Combining humorous stories with more emotive reflections we get to know a man who always seemed familiar to us.
Beginning in rural Derry we meet his brother Hugh amd get a sense of his childhood on the family farm which was a contsant source of inspiration for him.
In his alma mater Anahorish National School we see where he first put ink to paper while schoolchildren read from his poems and tell us about their hero. Visiting Barney Devlin whom we meet in the poem ‘The Forge’we hear annecdotes that vividly describe a man who never forgot where he came from.
Mick Heaney tells us about the family trip to Stockholm in 1995 when he accompanied his parents to the Nobel Prize ceremony.
Not your typical family holiday, it remains one of his proudest and fondest memories.
Poet Theo Dorgan recalls how thrilled Irish poets were when their friend was awarded the highest honour in the literary world.
In Belfast we hear some of his former students share how he encouraged their own efforts as young poets and generously helped them form their own voice.
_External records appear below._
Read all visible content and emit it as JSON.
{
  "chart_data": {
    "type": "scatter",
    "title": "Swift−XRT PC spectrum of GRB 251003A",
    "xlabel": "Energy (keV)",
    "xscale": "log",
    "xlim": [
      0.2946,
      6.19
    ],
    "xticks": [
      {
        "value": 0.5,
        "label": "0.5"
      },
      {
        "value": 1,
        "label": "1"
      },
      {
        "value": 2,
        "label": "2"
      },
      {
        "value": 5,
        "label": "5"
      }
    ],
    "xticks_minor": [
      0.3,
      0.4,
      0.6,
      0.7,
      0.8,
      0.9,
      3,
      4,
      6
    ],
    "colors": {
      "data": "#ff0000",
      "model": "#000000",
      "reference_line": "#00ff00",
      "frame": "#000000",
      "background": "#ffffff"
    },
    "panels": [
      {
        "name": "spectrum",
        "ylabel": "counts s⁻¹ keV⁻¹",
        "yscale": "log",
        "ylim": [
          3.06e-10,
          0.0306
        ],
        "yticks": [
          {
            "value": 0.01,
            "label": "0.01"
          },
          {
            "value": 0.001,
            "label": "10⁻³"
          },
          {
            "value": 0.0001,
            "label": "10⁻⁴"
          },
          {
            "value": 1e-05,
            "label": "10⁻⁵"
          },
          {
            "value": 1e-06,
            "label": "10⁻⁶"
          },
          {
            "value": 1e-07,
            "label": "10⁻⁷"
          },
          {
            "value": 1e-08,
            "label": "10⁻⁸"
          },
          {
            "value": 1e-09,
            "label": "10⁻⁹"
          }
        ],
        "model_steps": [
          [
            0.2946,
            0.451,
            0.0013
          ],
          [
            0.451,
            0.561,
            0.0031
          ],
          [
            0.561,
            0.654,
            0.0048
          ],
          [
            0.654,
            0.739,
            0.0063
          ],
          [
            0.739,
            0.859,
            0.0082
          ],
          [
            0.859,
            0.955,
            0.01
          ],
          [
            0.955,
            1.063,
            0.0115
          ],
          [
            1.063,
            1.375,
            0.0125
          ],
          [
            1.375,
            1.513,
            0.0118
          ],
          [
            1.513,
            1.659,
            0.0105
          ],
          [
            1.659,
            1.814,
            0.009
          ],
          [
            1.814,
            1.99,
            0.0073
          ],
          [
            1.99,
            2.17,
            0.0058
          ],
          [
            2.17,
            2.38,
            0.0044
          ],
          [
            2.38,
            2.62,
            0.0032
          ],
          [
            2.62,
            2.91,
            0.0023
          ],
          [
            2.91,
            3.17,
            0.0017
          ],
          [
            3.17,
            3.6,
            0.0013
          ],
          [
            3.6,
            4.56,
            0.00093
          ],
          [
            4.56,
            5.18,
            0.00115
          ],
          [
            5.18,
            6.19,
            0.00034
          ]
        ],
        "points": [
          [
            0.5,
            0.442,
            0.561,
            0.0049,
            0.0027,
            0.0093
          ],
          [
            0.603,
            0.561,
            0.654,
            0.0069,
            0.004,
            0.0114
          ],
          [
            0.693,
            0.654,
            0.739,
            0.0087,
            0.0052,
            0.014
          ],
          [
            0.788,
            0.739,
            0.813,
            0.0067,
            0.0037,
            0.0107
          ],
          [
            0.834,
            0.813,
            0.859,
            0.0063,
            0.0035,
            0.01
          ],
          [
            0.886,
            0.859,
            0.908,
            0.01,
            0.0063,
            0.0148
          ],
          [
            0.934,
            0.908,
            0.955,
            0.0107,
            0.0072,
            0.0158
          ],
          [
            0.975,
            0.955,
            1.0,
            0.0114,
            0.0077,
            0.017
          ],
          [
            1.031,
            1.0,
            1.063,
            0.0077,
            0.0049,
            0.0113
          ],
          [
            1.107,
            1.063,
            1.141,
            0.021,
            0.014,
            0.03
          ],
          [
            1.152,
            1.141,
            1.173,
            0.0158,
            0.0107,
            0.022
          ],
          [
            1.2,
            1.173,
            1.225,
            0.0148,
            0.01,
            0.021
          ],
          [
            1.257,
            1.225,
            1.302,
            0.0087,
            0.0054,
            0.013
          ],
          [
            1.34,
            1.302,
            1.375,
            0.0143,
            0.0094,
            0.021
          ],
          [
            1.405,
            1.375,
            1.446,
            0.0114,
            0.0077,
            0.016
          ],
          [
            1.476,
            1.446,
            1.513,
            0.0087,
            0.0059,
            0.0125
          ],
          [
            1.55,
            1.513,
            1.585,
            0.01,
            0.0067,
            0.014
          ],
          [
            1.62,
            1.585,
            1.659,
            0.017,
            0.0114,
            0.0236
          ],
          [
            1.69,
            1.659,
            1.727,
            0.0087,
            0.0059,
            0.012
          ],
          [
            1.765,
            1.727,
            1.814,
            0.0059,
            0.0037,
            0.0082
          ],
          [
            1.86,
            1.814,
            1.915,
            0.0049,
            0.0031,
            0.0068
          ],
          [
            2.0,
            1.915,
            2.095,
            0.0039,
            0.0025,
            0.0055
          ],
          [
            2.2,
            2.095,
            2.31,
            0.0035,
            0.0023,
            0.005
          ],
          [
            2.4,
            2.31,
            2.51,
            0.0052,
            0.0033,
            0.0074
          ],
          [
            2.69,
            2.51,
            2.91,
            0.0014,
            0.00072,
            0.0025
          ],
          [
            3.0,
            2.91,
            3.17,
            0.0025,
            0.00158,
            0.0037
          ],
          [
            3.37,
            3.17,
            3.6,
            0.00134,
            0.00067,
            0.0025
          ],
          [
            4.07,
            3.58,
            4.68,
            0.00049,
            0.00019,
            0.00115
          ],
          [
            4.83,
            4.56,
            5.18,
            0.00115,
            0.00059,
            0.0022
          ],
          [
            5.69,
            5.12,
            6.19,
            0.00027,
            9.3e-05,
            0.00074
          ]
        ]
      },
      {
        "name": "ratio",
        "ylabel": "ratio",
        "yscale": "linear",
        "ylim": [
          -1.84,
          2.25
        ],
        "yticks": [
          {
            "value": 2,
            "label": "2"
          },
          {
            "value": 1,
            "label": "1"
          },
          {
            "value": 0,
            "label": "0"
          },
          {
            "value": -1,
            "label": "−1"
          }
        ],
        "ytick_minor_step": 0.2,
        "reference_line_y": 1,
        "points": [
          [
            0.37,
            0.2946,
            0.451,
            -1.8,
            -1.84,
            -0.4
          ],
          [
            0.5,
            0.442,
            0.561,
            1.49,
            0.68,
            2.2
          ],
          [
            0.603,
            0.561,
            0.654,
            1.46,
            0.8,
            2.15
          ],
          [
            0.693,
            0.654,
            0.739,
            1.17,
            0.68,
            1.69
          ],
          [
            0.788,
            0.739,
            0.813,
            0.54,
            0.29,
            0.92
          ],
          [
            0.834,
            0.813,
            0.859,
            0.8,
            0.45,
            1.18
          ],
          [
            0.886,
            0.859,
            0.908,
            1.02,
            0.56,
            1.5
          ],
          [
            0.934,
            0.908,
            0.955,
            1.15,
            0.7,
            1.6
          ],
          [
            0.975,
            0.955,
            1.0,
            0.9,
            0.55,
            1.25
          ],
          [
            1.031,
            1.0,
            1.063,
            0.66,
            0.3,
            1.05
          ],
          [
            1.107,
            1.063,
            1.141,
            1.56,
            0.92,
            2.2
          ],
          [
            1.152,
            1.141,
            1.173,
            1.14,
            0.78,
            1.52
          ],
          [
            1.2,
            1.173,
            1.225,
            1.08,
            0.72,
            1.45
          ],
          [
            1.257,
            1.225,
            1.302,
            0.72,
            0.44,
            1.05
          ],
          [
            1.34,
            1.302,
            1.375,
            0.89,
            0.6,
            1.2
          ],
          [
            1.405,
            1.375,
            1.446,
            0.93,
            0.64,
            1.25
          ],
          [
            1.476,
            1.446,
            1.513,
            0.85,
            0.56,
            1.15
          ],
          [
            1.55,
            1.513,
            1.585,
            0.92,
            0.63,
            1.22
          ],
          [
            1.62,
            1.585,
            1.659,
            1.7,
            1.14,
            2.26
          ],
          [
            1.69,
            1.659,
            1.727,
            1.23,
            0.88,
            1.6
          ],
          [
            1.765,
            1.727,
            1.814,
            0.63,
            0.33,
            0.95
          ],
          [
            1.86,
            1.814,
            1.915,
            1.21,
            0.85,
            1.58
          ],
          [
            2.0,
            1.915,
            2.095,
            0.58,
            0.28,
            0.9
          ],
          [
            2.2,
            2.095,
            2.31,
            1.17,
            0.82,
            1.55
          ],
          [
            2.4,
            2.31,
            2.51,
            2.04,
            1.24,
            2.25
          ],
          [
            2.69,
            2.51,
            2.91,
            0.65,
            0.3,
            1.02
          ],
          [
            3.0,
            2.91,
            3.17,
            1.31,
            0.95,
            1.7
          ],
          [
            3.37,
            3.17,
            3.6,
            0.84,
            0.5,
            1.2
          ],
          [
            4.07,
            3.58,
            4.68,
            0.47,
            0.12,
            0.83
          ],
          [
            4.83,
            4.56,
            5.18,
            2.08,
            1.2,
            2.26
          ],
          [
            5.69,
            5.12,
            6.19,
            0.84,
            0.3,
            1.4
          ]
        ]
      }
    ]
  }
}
Former student and close friend Paul Muldoon tells how he fell under Heaney’s spell at a young age and how
Heaney became a global star as a poet and would help his fellow poets whenever he could.
Michael Longley, one of Heaney’s closest friends, reflects on how as young men they caroused in Belfast together and recently spoke about what doting grandfathers they had both become.
With readings from the man himself dating back to the 1960s we hear the new voice on the scene that would over the course of the following 45 years explain aspects of our country, our identity, our past and our present, and help us understand ourselves even more.
Whether dealing with the sudden death of a sibling to the mystery of falling in love, in his poems we connect with the most basic of human emotions.
That is why everyone knows at least one line from a Seamus Heaney poem.